Less unamortized debt discount

(813,285)

Long-term debt

$

14,186,715

As of March 31, 2025, principal payments of long-term debt are due as follows:

2026

    

$

6,250,000

2027

 

8,750,000

Total

$

15,000,000

Bridge Bank

On June 28, 2024, concurrent with the closing of the Avenue Capital Group financing discussed above, the Company paid off its existing outstanding debt with Bridge Bank.

As of March 31, 2025, the following commitments survive after the termination of the Bridge Bank Amended and Restated Loan and Security Agreement and related amendments:

2022 Success Fee Letter

Pursuant to the 2022 Success Fee Letter, the Borrower will pay to the Bank a success fee equal to (i) 1% of $5 million if the Company draws down the first tranche of the Term C Loan and is payable only if the Company’s stock price equals or exceeds $8 for five consecutive trading days; (ii) 1.5% of $5 million if the Company draws down the second tranche of the Term C Loan and is payable only if the Company’s stock price equals or exceeds $10 for five consecutive trading days; and (iii) 2% of $5,000,000 if the Company draws down the third tranche of the Term C Loan and is payable only if the Company’s stock price equals or exceeds $12 for five consecutive trading days (together, the “Success Fee”).
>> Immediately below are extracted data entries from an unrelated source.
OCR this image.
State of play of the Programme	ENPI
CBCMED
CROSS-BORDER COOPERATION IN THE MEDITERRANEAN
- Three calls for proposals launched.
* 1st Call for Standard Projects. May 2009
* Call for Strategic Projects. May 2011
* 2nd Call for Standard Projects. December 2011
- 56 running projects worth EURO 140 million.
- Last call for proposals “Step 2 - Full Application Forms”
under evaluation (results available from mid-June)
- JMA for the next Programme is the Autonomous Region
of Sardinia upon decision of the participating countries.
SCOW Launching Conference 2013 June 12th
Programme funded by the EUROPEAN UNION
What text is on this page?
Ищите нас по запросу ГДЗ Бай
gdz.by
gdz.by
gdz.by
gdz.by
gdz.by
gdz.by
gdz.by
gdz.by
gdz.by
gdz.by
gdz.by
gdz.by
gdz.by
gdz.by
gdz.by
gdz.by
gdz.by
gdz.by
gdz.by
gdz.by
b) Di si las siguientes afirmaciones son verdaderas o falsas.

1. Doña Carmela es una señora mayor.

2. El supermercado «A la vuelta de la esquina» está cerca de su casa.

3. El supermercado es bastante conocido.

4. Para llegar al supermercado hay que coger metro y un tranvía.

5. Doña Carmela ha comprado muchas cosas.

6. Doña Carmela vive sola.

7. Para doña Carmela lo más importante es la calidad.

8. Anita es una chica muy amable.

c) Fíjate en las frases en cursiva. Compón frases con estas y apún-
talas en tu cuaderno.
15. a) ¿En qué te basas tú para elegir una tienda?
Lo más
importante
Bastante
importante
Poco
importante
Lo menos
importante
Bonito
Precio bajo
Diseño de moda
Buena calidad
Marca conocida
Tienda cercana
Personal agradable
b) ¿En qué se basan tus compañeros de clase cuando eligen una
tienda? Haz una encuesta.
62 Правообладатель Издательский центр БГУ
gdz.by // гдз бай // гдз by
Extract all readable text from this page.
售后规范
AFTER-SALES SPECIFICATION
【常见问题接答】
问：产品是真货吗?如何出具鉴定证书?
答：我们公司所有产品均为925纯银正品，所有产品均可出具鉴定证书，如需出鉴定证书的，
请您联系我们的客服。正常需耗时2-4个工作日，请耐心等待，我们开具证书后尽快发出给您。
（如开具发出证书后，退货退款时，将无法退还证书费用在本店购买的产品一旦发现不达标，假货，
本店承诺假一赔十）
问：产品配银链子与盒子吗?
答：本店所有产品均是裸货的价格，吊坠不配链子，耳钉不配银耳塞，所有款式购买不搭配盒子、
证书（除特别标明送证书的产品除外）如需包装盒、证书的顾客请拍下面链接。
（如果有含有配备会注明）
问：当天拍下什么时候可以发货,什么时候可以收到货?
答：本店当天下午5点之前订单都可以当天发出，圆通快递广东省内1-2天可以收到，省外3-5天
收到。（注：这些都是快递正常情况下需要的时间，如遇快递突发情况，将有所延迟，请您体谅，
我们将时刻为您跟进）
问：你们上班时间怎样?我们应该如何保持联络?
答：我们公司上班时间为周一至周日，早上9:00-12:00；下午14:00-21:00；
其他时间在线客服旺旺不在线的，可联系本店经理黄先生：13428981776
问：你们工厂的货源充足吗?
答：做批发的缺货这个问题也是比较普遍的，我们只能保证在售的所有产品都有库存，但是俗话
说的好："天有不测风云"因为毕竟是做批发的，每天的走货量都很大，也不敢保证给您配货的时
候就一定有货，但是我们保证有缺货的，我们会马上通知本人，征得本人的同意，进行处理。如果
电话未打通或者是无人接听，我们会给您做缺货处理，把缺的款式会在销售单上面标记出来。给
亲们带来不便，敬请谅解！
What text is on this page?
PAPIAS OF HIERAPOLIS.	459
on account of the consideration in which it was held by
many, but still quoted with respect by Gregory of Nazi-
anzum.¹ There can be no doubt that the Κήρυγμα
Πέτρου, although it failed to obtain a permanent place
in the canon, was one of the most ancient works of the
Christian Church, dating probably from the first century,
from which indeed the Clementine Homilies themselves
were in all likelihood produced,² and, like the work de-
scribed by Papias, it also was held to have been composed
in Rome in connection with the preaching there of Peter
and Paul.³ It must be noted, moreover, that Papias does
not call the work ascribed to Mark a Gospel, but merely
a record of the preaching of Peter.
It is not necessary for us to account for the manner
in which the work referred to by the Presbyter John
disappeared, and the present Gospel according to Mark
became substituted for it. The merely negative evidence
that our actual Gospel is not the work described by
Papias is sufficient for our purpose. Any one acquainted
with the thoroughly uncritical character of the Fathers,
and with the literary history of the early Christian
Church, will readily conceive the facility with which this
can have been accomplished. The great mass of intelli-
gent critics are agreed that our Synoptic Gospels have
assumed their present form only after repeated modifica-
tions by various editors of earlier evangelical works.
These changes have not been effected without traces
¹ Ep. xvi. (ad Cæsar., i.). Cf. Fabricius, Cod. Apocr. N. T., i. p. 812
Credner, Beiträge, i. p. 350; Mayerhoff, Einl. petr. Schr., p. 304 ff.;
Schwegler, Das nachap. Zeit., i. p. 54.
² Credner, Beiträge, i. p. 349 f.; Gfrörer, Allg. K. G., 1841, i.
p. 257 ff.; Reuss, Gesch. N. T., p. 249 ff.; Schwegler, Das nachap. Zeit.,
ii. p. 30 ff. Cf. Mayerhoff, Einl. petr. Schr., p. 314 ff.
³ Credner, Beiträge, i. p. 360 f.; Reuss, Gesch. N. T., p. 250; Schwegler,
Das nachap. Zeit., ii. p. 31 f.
Borrower may pay the Success Fee in cash or in shares of common stock, at Borrower’s sole discretion. The right of Bank to receive the Success Fees and the obligation of the Borrower to pay the Success Fees hereunder shall terminate on the date that is fifth anniversary of the funding date of the last Term C Loans made but shall survive the termination of the Loan Agreement and any prepayment of the Term C Loans. The termination date of the 2022 Success Fee Letter is December 27, 2027.